Le dispositif puise dans deux titres phares du collectif—Le Prélude au foutu zoo et Dans mon foutu zoo—pour éclairer le processus: Didi capte les confidences et les transforme en gestes scéniques, offrant une passerelle entre la parole et la scène.
Le but est clair: mettre en lumière les maux et les espoirs des jeunes, tout en rendant l’écoute accessible et le théâtre moins intimidant. Le public, jeune ou non, repart avec une meilleure compréhension des réalités qui font bouger la jeunesse.

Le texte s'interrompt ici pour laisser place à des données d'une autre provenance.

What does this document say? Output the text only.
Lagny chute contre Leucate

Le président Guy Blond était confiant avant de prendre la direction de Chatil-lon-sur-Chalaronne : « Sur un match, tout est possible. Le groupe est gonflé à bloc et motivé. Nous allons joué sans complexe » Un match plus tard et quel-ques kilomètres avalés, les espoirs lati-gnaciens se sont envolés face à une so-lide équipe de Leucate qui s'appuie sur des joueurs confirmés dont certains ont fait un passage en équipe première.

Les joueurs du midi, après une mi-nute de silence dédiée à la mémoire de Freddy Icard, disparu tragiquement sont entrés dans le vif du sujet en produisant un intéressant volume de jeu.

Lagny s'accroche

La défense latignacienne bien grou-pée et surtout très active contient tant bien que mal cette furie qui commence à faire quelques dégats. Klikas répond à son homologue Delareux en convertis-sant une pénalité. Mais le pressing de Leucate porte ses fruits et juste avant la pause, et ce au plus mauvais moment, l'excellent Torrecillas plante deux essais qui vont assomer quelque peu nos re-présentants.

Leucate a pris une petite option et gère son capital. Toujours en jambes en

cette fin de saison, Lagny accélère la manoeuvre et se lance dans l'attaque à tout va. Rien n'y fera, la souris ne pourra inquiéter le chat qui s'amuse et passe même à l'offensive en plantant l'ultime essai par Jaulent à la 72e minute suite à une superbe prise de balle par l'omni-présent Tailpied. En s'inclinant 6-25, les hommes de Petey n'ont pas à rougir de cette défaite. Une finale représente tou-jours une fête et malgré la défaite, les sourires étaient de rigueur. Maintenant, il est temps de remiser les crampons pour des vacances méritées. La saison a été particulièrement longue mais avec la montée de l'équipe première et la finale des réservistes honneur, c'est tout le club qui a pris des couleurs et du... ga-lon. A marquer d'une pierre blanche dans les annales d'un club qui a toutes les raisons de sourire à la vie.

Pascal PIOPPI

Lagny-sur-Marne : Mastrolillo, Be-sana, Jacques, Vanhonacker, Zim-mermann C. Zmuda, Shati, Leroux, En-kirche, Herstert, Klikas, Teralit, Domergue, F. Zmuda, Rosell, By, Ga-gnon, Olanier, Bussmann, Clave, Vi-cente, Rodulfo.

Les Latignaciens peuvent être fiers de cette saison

Un dispositif scénique original pour recueillir leurs voix
Ce dispositif scénique est conçu comme une séance d’écoute collective: Didi collecte les récits, les partenaires de scène les réinterprètent, et le public participe par ses réactions, créant une dynamique interactive.
L’esthétique privilégie la simplicité: lumières douces, musique minimale et une scénographie qui laisse parler les témoignages. La marionnette, en mouvement mesuré, agit comme un miroir qui transforme les mots en images.
À travers cette approche, Le Printemps du machiniste offre à la jeunesse une plate-forme pour s’exprimer et être entendue, tout en rappelant que la parole peut guérir et rapprocher les générations.